Kota, sang magnet urbanisasi
Pembangunan perkotaan kian lama kian bertambah maju. Kemajuan tersebut dapat dilihat secara kasat mata melalui semakin banyaknya gedung-gedung bertingkat dan pencakar langit, serta suburnya pusat-pusat perbelanjaan dan perkantoran. Bagi sebagian besar penduduk desa, kemajuan pembangunan di perkotaan memberikan kesempatan lebih untuk meningkatkan perekonomian kelurga mereka. Oleh karena itulah, apabila ditanya alasan penduduk desa yang mencari pekerjaan di kota, maka sebagian besar akan menjawab untuk memenuhi kebutuhan rumah tangga mereka yang tinggal di desa. Sementara anggota keluarga mereka yang termasuk kategori angkatan kerja bekerja di kota, anak-anak dan orang tua dapat tetap tinggal di desa. Tak jarang, demi memastikan keragaman sumber penghasilan, anggota keluarga seringkali bekerja terpencar di berbagai tempat, di kota kecil maupun di kota besar. Hal ini dimaksudkan agar keamanan finansial mereka tidak rentan terhadap pengaruh kondisi ekonomi di satu tempat.

Meskipun bagi sebagian orang meninggalkan kampungnya dan bekerja di perkotaan karena tidak ada pilihan lain, namun kebanyakan dari mereka bermigrasi merupakan suatu pilihan. Peningkatan jaringan transportasi serta ketersediaan telepon selular yang mempermudah komunikasi dan berjejaring dengan kenalan mereka di kota telah membuat penduduk desa paham mengenai keuntungan (ataupun kerugian) untuk pindah ke kota, terutama mengenai informasi kesempatan kerja serta kondisi huni di perkotaan.
Selain lebarnya kesempatan kerja, alasan seseorang merasa ditarik ke kota adalah ketersediaan beragam fasilitas, khususnya fasilitas pendidikan dan kesehatan di perkotaan yang lebih baik. Adapun alasan lainnya ialah struktur sosial dan budaya di kota lebih bebas, sementara di perdesaan dirasa lebih mengekang.

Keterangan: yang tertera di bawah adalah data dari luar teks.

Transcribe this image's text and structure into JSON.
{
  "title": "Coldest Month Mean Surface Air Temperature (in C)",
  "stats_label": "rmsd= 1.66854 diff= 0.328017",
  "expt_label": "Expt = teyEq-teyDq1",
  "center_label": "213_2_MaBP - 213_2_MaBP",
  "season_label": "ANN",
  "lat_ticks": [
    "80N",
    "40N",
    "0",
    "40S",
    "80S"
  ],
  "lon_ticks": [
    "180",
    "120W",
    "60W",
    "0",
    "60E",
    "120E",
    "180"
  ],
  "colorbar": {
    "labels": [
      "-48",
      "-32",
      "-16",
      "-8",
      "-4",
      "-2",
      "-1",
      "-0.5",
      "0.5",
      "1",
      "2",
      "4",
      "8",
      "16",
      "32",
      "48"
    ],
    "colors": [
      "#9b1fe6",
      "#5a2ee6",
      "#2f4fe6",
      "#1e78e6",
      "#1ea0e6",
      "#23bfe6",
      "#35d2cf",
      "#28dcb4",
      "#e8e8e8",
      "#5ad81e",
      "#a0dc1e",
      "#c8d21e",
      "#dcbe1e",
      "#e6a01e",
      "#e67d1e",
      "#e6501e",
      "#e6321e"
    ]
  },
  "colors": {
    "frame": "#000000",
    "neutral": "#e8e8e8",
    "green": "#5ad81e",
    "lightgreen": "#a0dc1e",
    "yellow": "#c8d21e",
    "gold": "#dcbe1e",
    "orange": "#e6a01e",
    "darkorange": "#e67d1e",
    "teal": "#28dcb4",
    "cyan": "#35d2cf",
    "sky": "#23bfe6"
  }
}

Kondisi desa, penyebab terjadinya urbanisasi
Di samping kemajuan pembangunan di perkotaan yang menjadi faktor peningkatan urbanisasi, kondisi perdesaan yang dianggap tidak mampu menyediakan kesempatan kerja bagi penduduknya serta minimnya penghasilan yang layak dari kegiatan pertanian juga menjadi faktor penyebab utama terjadinya urbanisasi.
Mengapa penduduk desa banyak yang pindah ke kota? Hal ini disebabkan oleh banyak faktor. Pertama, kebanyakan penduduk desa bekerja di sektor pertanian. Sektor ini sangat tergantung dengan kondisi cuaca, ketersediaan lahan, dan tingkat kesuburan tanah. Kerawanan bencana di daerah tersebut, seperti banjir, kemarau ataupun gempa bumi, maupun perubahan ekologis yang berkelanjutan, seperti gurunisasi atau erosi tanah, juga menjadi pemicu orang untuk bermigrasi.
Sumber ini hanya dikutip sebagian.